I was born in a small town in central India, deep in the heartland. As a young teenager I became friends with a boy at school whose family had migrated from Iran.

One day I got an excited call from my friend, “Jasper, wanna buy a camera?” Turned out his uncle from the old country was visiting. This elderly Persian man had been sightseeing around India but was now running low on funds, and wanted to sell his camera. I happily obliged. That’s how I was introduced to my life long love of photography.

Lubitel 2 Russian camera. This was Jasper's first camera.

First Camera:

The camera in question was a Russian model, called Lubitel 2, a cheap knockoff of the much better constructed German TLR (Twin Lens Reflex) model, Rolleiflex. Instruction manual was missing, and the uncle mostly spoke Farsi, a language I was not very conversant with. So figuring out how to use that camera involved a significant amount of self learning. Surprising how much we can teach ourselves if we are passionate enough about something.

Jasper's father on his farm. Photo taken by Jasper when he was thirteen years old.

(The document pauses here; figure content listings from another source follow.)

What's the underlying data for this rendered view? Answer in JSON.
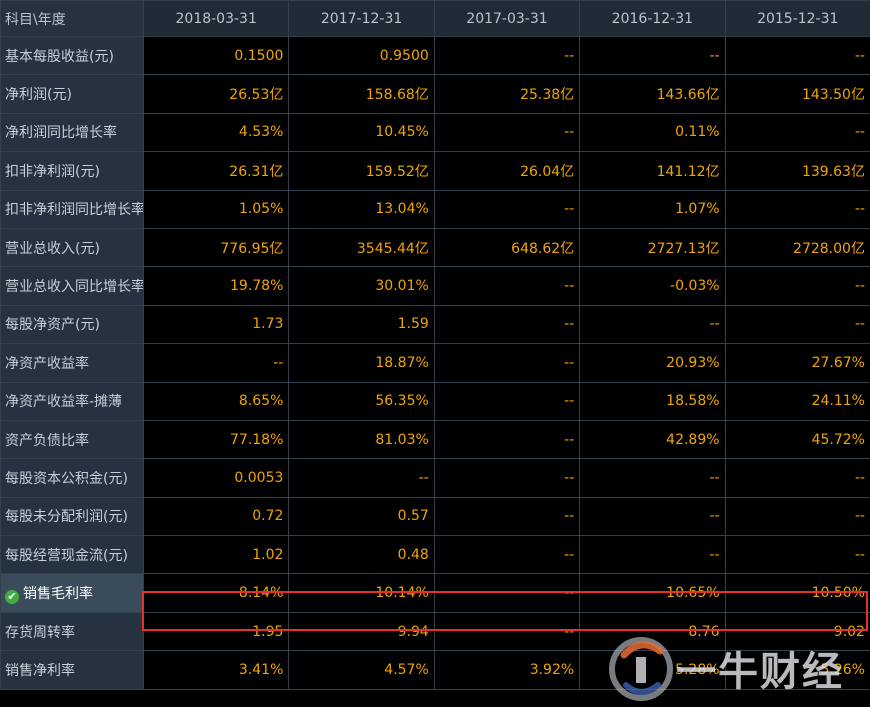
{
  "header": {
    "label": "科目\\年度",
    "dates": [
      "2018-03-31",
      "2017-12-31",
      "2017-03-31",
      "2016-12-31",
      "2015-12-31"
    ]
  },
  "rows": [
    {
      "label": "基本每股收益(元)",
      "values": [
        "0.1500",
        "0.9500",
        "--",
        "--",
        "--"
      ]
    },
    {
      "label": "净利润(元)",
      "values": [
        "26.53亿",
        "158.68亿",
        "25.38亿",
        "143.66亿",
        "143.50亿"
      ]
    },
    {
      "label": "净利润同比增长率",
      "values": [
        "4.53%",
        "10.45%",
        "--",
        "0.11%",
        "--"
      ]
    },
    {
      "label": "扣非净利润(元)",
      "values": [
        "26.31亿",
        "159.52亿",
        "26.04亿",
        "141.12亿",
        "139.63亿"
      ]
    },
    {
      "label": "扣非净利润同比增长率",
      "values": [
        "1.05%",
        "13.04%",
        "--",
        "1.07%",
        "--"
      ]
    },
    {
      "label": "营业总收入(元)",
      "values": [
        "776.95亿",
        "3545.44亿",
        "648.62亿",
        "2727.13亿",
        "2728.00亿"
      ]
    },
    {
      "label": "营业总收入同比增长率",
      "values": [
        "19.78%",
        "30.01%",
        "--",
        "-0.03%",
        "--"
      ]
    },
    {
      "label": "每股净资产(元)",
      "values": [
        "1.73",
        "1.59",
        "--",
        "--",
        "--"
      ]
    },
    {
      "label": "净资产收益率",
      "values": [
        "--",
        "18.87%",
        "--",
        "20.93%",
        "27.67%"
      ]
    },
    {
      "label": "净资产收益率-摊薄",
      "values": [
        "8.65%",
        "56.35%",
        "--",
        "18.58%",
        "24.11%"
      ]
    },
    {
      "label": "资产负债比率",
      "values": [
        "77.18%",
        "81.03%",
        "--",
        "42.89%",
        "45.72%"
      ]
    },
    {
      "label": "每股资本公积金(元)",
      "values": [
        "0.0053",
        "--",
        "--",
        "--",
        "--"
      ]
    },
    {
      "label": "每股未分配利润(元)",
      "values": [
        "0.72",
        "0.57",
        "--",
        "--",
        "--"
      ]
    },
    {
      "label": "每股经营现金流(元)",
      "values": [
        "1.02",
        "0.48",
        "--",
        "--",
        "--"
      ]
    },
    {
      "label": "销售毛利率",
      "values": [
        "8.14%",
        "10.14%",
        "--",
        "10.65%",
        "10.50%"
      ],
      "selected": true
    },
    {
      "label": "存货周转率",
      "values": [
        "1.95",
        "9.94",
        "--",
        "8.76",
        "9.02"
      ]
    },
    {
      "label": "销售净利率",
      "values": [
        "3.41%",
        "4.57%",
        "3.92%",
        "5.28%",
        "5.26%"
      ]
    }
  ],
  "colors": {
    "value": "#f0a500",
    "highlight_border": "#e5302b",
    "check": "#3fae3f"
  },
  "icons": {
    "selected_row": "check-circle-icon",
    "watermark_logo": "bull-logo-icon"
  },
  "watermark": {
    "text": "一牛财经"
  }
}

My dad on his farm. I took this portrait of him when I was thirteen.


New Life in the US:

I was nineteen when I decided to fly halfway around the world from India to San Francisco, California, to start a new life. First job was washing dishes in a diner in Berkeley, and I couldn’t be more excited.

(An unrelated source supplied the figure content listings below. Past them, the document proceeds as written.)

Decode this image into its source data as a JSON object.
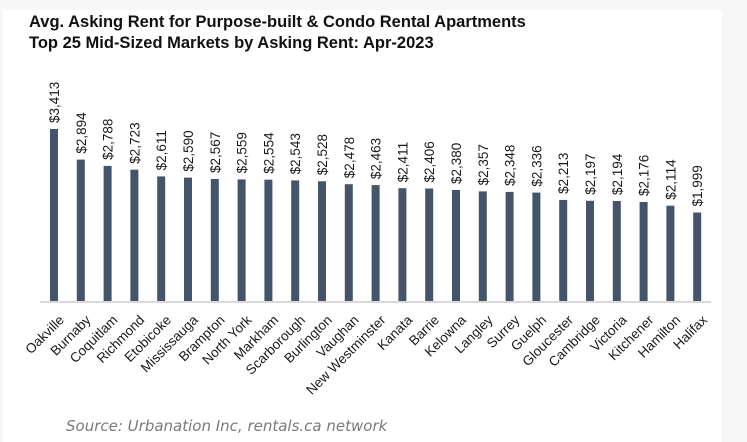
{
  "chart_data": {
    "type": "bar",
    "title": "Avg. Asking Rent for Purpose-built & Condo Rental Apartments",
    "subtitle": "Top 25 Mid-Sized Markets by Asking Rent: Apr-2023",
    "xlabel": "",
    "ylabel": "",
    "ylim": [
      500,
      3500
    ],
    "grid": false,
    "y_axis_visible": false,
    "legend": "none",
    "bar_color": "#44546a",
    "value_label_prefix": "$",
    "categories": [
      "Oakville",
      "Burnaby",
      "Coquitlam",
      "Richmond",
      "Etobicoke",
      "Mississauga",
      "Brampton",
      "North York",
      "Markham",
      "Scarborough",
      "Burlington",
      "Vaughan",
      "New Westminster",
      "Kanata",
      "Barrie",
      "Kelowna",
      "Langley",
      "Surrey",
      "Guelph",
      "Gloucester",
      "Cambridge",
      "Victoria",
      "Kitchener",
      "Hamilton",
      "Halifax"
    ],
    "values": [
      3413,
      2894,
      2788,
      2723,
      2611,
      2590,
      2567,
      2559,
      2554,
      2543,
      2528,
      2478,
      2463,
      2411,
      2406,
      2380,
      2357,
      2348,
      2336,
      2213,
      2197,
      2194,
      2176,
      2114,
      1999
    ],
    "value_labels": [
      "$3,413",
      "$2,894",
      "$2,788",
      "$2,723",
      "$2,611",
      "$2,590",
      "$2,567",
      "$2,559",
      "$2,554",
      "$2,543",
      "$2,528",
      "$2,478",
      "$2,463",
      "$2,411",
      "$2,406",
      "$2,380",
      "$2,357",
      "$2,348",
      "$2,336",
      "$2,213",
      "$2,197",
      "$2,194",
      "$2,176",
      "$2,114",
      "$1,999"
    ],
    "source": "Source: Urbanation Inc, rentals.ca network"
  }
}
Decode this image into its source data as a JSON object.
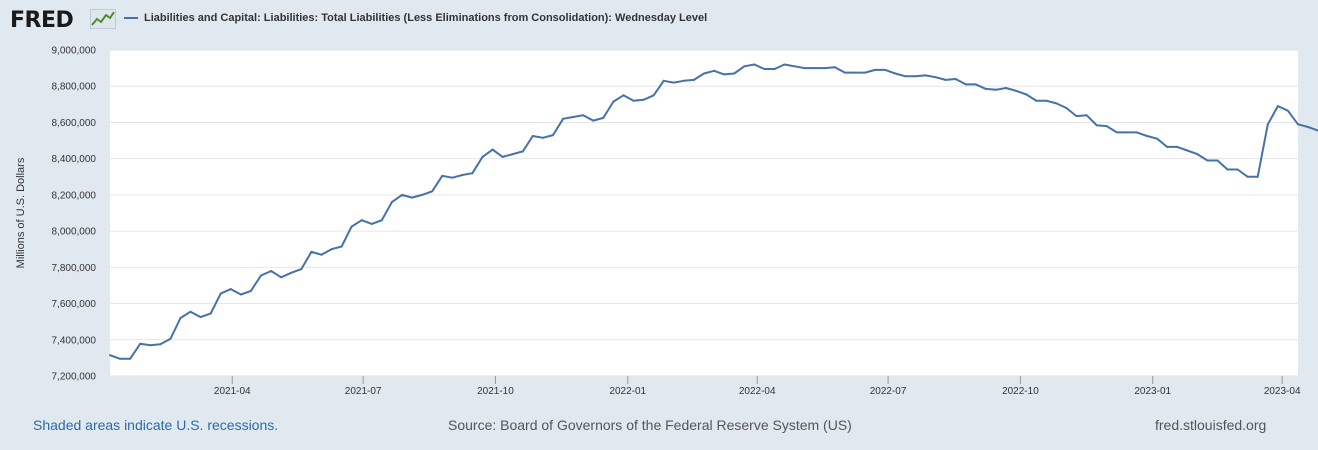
{
  "brand": {
    "logo_text": "FRED",
    "logo_icon": "fred-graph-icon"
  },
  "footer": {
    "recessions_note": "Shaded areas indicate U.S. recessions.",
    "source": "Source: Board of Governors of the Federal Reserve System (US)",
    "site": "fred.stlouisfed.org"
  },
  "colors": {
    "line": "#4572a7",
    "plot_bg": "#ffffff",
    "page_bg": "#e1e9f0",
    "grid": "#e6e6e6"
  },
  "chart_data": {
    "type": "line",
    "title": "Liabilities and Capital: Liabilities: Total Liabilities (Less Eliminations from Consolidation): Wednesday Level",
    "legend": [
      "Liabilities and Capital: Liabilities: Total Liabilities (Less Eliminations from Consolidation): Wednesday Level"
    ],
    "xlabel": "",
    "ylabel": "Millions of U.S. Dollars",
    "ylim": [
      7200000,
      9000000
    ],
    "yticks": [
      7200000,
      7400000,
      7600000,
      7800000,
      8000000,
      8200000,
      8400000,
      8600000,
      8800000,
      9000000
    ],
    "ytick_labels": [
      "7,200,000",
      "7,400,000",
      "7,600,000",
      "7,800,000",
      "8,000,000",
      "8,200,000",
      "8,400,000",
      "8,600,000",
      "8,800,000",
      "9,000,000"
    ],
    "x_range": [
      "2021-01-06",
      "2023-04-12"
    ],
    "xticks": [
      {
        "date": "2021-04-01",
        "label": "2021-04"
      },
      {
        "date": "2021-07-01",
        "label": "2021-07"
      },
      {
        "date": "2021-10-01",
        "label": "2021-10"
      },
      {
        "date": "2022-01-01",
        "label": "2022-01"
      },
      {
        "date": "2022-04-01",
        "label": "2022-04"
      },
      {
        "date": "2022-07-01",
        "label": "2022-07"
      },
      {
        "date": "2022-10-01",
        "label": "2022-10"
      },
      {
        "date": "2023-01-01",
        "label": "2023-01"
      },
      {
        "date": "2023-04-01",
        "label": "2023-04"
      }
    ],
    "series": [
      {
        "name": "Total Liabilities (Wednesday Level)",
        "start": "2021-01-06",
        "interval_days": 7,
        "values": [
          7315000,
          7295000,
          7295000,
          7378000,
          7370000,
          7375000,
          7405000,
          7520000,
          7555000,
          7525000,
          7545000,
          7655000,
          7680000,
          7650000,
          7670000,
          7755000,
          7780000,
          7745000,
          7770000,
          7790000,
          7885000,
          7870000,
          7900000,
          7915000,
          8025000,
          8060000,
          8040000,
          8060000,
          8160000,
          8200000,
          8185000,
          8200000,
          8220000,
          8305000,
          8295000,
          8310000,
          8320000,
          8410000,
          8450000,
          8410000,
          8425000,
          8440000,
          8525000,
          8515000,
          8530000,
          8620000,
          8630000,
          8640000,
          8610000,
          8625000,
          8715000,
          8750000,
          8720000,
          8725000,
          8750000,
          8830000,
          8820000,
          8830000,
          8835000,
          8870000,
          8885000,
          8865000,
          8870000,
          8910000,
          8920000,
          8895000,
          8895000,
          8920000,
          8910000,
          8900000,
          8900000,
          8900000,
          8905000,
          8875000,
          8875000,
          8875000,
          8890000,
          8890000,
          8870000,
          8855000,
          8855000,
          8860000,
          8850000,
          8835000,
          8840000,
          8810000,
          8810000,
          8785000,
          8780000,
          8790000,
          8775000,
          8755000,
          8720000,
          8720000,
          8705000,
          8680000,
          8635000,
          8640000,
          8585000,
          8580000,
          8545000,
          8545000,
          8545000,
          8525000,
          8510000,
          8465000,
          8465000,
          8445000,
          8425000,
          8390000,
          8390000,
          8340000,
          8340000,
          8300000,
          8300000,
          8590000,
          8690000,
          8665000,
          8590000,
          8575000,
          8555000
        ]
      }
    ]
  }
}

It was late 1970s and a thrilling time to be in San Francisco. Flower children passing around joints in Haight Ashbury; bright eyed idealists protesting in Berkeley’s Sproul Plaza, Journey performing at the Day On The Green alongside Black Sabbath, and a naive kid from India soaking it all in.

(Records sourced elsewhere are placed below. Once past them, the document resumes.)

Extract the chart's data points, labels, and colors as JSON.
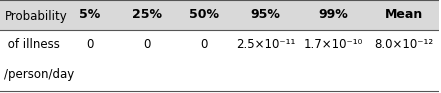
{
  "col_headers": [
    "",
    "5%",
    "25%",
    "50%",
    "95%",
    "99%",
    "Mean"
  ],
  "row_label_lines": [
    "Probability",
    " of illness",
    "/person/day"
  ],
  "row_values": [
    "0",
    "0",
    "0",
    "2.5×10⁻¹¹",
    "1.7×10⁻¹⁰",
    "8.0×10⁻¹²"
  ],
  "header_bg": "#d9d9d9",
  "border_color": "#555555",
  "text_color": "#000000",
  "fontsize": 8.5,
  "header_fontsize": 9.0
}
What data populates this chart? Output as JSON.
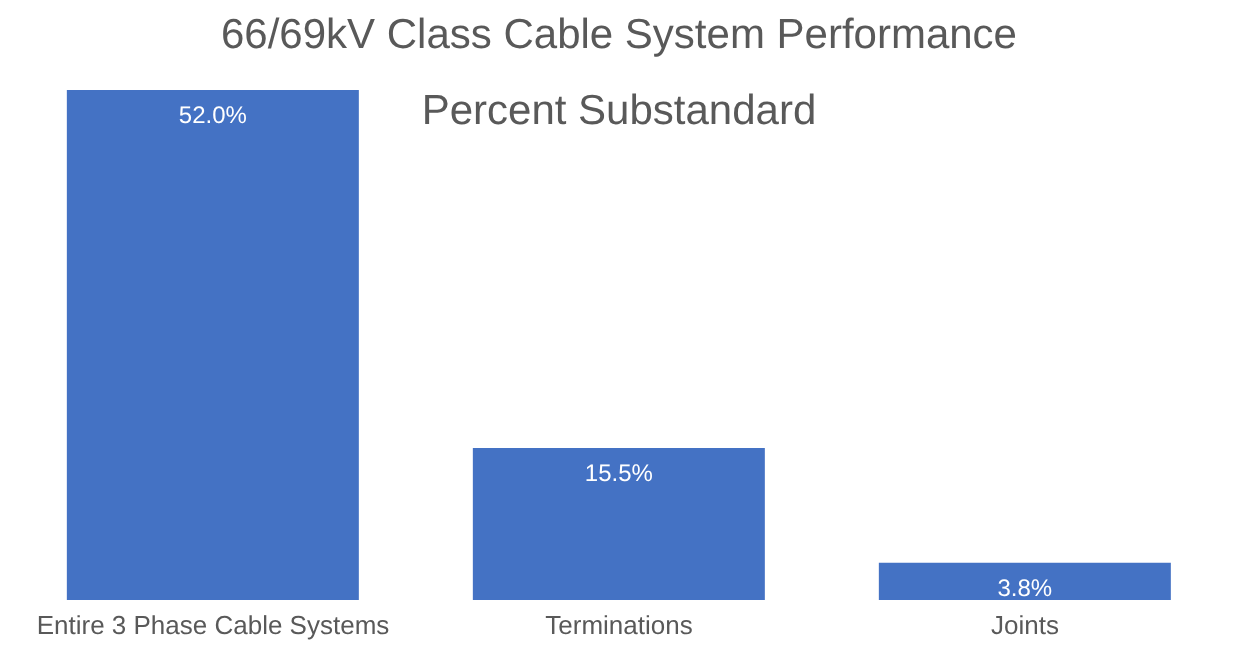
{
  "chart_data": {
    "type": "bar",
    "title": "66/69kV Class Cable System Performance",
    "subtitle": "Percent Substandard",
    "categories": [
      "Entire 3 Phase Cable Systems",
      "Terminations",
      "Joints"
    ],
    "values": [
      52.0,
      15.5,
      3.8
    ],
    "color": "#4472c4",
    "value_labels": [
      "52.0%",
      "15.5%",
      "3.8%"
    ],
    "grid": false,
    "legend": false
  }
}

I had brought my cheap Russian camera with me from India. During breaks from dishwashing, I would walk around the neighborhood taking photos. The waitresses at the diner noticed, and soon I was walking over to their apartments after work and taking photos of them.

One of the waitresses was a dancer and invited me to her dance studio. Turned out I had a knack for capturing dance. You see, when a dancer leaps into the air, there is a tiny fraction of a second when they hit the peak and the form is perfect. Half a second too early, or half a second too late, and the photo is just not as good.

Dancer in mid leap, photo by Jasper Johal

Nowadays with digital cameras we can immediately check to see if we got it. But back then, in the days of film, photographers had no idea what they had captured until they received the processed film back the next day.

For some reason I had a preternatural ability to click the shutter just at the right time every time. Dancers were ecstatic to find someone who could capture them perfectly. I found myself shooting with a lot of dancers!


Life as Professional Photographer

In time I graduated from washing dishes to becoming a professional photographer. For the past four decades I have had a heck of a good time traveling the world and doing photography. My photography has appeared on the covers of magazines around the world (US, UK, Russia, Germany, Netherlands, and Australia).

I have had fun creating 100s of full page ads for clothing companies, oversize graphics for trade shows, massive instore fashion photos, and countless catalogs. I have photographed a wide array of assignments: high end audio speakers for Harmon Kardon, motion picture cameras for Panavision, jewelry for Energy Muse, CD covers for musicians, posters for B-movies, and many more that I admit, I have trouble remembering.

travel photography by Jasper Johal

Jasper Johal’s photography has been published in magazines around the world


After all these years, I am just as excited about creating beautiful photographs as I was that day when as a 13 years old, I bicycling home after purchasing his first camera.